O2.6 - Community-based integrated HIV and sexual and reproductive health services: why did we miss young men and what is it going to take to reach them?
Background: Youth, particularly young men, are under-served by and reticent to engage with sexual and reproductive healthcare (SRH) services. We conducted a cluster randomized trial of community-based integrated HIV and SRH services (CHIEDZA) for young people (16-24 years) in Zimbabwe. We explored the intervention attendance and acceptance among young men.
Methods: The CHIEDZA intervention was co-designed with youth to maximize its acceptability. Youth-centred services were developed to be convenient, accessible, and trustworthy by offering reliable, free, and integrated services and commodities by friendly non-judgmental providers. To engender trust, peer to peer mobilization was used to introduce the service to youth. We collected qualitative data, including extensive observations and interviews with clients, providers, and communities. Analyses were triangulated and informed intervention adaptations.
Results: Overall, 9266 male and 27725 female attended CHIEDZA services over the 30-month intervention period. To encourage male attendance transport to CHIEDZA, vouchers for haircuts and quality underwear were offered. Reduced waiting times were also introduced. However, all had limited impact. Overall, social activities made CHIEDZA more attractive and provided an alternative reason for attendance. Social activities were popular with young men, and we anticipated that repeated incidental exposure would encourage service uptake. The onset of COVID-19 curtailed these activities before this hypothesis could be adequately tested.

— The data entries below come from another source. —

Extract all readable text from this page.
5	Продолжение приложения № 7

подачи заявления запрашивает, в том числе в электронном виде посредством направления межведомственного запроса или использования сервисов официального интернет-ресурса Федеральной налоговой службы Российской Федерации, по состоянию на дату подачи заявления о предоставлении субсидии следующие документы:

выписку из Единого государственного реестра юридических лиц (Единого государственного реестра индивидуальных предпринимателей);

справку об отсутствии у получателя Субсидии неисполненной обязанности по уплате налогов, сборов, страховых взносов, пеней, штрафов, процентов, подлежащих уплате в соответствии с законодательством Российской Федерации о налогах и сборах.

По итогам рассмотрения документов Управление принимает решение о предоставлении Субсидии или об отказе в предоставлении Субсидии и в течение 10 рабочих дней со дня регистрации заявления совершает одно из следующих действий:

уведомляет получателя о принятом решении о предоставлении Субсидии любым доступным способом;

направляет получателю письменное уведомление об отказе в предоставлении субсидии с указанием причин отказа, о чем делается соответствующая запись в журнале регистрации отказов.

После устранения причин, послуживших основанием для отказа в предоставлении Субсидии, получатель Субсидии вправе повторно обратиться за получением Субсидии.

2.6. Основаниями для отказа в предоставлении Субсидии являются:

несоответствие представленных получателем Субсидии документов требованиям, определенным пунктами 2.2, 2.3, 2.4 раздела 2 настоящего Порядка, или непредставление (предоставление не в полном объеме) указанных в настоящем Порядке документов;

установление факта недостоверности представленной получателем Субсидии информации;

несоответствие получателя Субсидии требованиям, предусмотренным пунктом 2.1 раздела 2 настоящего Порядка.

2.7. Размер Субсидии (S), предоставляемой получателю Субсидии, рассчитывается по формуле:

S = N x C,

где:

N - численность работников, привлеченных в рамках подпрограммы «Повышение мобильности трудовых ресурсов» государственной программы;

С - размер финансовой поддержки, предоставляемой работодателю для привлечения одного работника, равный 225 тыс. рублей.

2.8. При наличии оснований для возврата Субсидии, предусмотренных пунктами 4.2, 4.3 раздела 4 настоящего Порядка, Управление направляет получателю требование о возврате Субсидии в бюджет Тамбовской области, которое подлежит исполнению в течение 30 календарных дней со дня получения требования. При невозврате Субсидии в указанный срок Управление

Men highlighted that in the absence of acute debilitating symptoms, they did not prioritize their health. To reflect their contextual priorities, they wanted services that offered opportunities for income generation and training, alongside social activities.
Conclusion: Despite inclusion of commodities and activities to engage men, CHIEDZA had limited appeal. This was shaped by broader contextual instability, but also potentially by the narrow “health-focused” lens framing SRH interventions for young men. We propose the adoption of a layered multisectoral approach to SRH delivery to appeal to young men. This should focus on social asset building as a mechanism essential both for engagement and well-being. Wrapping preventive health services in social and economic incentives, offers opportunities to build sustained engagement of young men whilst concomitantly addressing upstream, structural drivers of vulnerability.